Films that deal with philosophy do so in several ways. They may obliquely explore philosophy through their narratives, as is the case with much of Christopher Nolan‘s oeuvre. They may use cinematic devices such as editing and cinematography to work through philosophical concepts, such as Last Year at Marienbad and The Thin Red Line. Or they may explicitly state that they are being philosophical through dialogue and voiceover. Such is the case with Woody Allen’s Irrational Man, which not only has its characters discuss morality, and how to find/create meaning amidst the meaningless of existence, but features a university professor as its protagonist who embodies the philosophical issues that he ponders upon.
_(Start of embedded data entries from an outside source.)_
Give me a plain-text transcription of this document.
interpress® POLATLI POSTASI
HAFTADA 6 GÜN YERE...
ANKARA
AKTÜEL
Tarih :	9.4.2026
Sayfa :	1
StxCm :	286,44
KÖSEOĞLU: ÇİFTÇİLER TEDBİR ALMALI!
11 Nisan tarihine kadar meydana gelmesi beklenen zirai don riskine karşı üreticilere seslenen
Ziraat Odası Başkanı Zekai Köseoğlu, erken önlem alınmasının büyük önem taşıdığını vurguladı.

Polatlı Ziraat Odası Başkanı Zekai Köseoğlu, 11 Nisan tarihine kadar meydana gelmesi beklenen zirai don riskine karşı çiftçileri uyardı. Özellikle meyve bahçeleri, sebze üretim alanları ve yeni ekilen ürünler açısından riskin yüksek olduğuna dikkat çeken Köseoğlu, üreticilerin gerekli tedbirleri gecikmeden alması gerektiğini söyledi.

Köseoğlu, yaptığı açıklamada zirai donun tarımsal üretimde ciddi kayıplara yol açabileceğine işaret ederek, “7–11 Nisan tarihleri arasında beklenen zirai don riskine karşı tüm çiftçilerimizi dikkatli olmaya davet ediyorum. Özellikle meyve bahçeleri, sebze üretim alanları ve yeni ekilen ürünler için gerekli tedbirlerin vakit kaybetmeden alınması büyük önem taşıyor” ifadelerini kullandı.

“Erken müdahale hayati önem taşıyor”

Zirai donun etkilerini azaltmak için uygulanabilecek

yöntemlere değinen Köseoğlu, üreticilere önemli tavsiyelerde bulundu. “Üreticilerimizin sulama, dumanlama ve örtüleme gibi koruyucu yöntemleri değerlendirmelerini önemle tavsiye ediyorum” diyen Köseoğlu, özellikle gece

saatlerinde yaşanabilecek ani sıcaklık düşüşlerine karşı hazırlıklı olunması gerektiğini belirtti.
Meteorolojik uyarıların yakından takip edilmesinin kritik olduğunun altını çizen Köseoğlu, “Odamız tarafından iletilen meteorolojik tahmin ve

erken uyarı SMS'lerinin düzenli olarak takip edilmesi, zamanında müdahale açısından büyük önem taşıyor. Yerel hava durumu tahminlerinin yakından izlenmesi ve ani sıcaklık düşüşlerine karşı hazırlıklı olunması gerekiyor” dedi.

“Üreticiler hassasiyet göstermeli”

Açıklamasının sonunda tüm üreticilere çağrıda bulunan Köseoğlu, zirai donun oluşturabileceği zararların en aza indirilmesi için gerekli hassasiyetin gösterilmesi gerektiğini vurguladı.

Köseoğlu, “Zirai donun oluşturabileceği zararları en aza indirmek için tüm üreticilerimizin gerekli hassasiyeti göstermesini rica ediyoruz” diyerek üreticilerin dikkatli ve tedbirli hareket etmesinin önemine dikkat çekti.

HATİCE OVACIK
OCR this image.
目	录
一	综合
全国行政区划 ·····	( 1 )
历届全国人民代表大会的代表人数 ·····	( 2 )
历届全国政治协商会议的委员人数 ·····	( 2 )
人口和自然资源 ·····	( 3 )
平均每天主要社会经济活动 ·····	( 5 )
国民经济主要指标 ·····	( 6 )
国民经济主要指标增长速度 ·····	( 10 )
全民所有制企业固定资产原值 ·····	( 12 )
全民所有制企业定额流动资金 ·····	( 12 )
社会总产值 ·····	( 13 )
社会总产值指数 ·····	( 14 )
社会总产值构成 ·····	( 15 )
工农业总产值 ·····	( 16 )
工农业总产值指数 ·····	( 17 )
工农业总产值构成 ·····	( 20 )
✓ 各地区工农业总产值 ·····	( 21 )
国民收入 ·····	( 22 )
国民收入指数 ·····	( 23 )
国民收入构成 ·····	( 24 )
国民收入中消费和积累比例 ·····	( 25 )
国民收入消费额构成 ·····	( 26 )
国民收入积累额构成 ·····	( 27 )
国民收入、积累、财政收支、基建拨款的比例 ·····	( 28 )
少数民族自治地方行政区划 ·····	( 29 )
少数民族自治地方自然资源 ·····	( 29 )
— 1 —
This has the unfortunate effect of making the film obvious and ham-fisted, which is disappointing from Allen who explored similar concepts far more interestingly in Match Point. Carl Sprague and Jennifer Engel’s production design is engaging and Darius Khondji’s cinematography gives both human and non-human surfaces a gorgeous hue, while Joaquin Phoenix’s is perfectly fine as the angst-ridden professor to Emma Stone’s engagingly starstruck student (see if you can guess where that goes). Allen’s direction is assured and efficient, but his script is clunky and over-determined to the point of being obvious. Perhaps ironically, Irrational Man is too rational for its own good, explaining too much rather than performing the true practice of philosophy, that of questioning.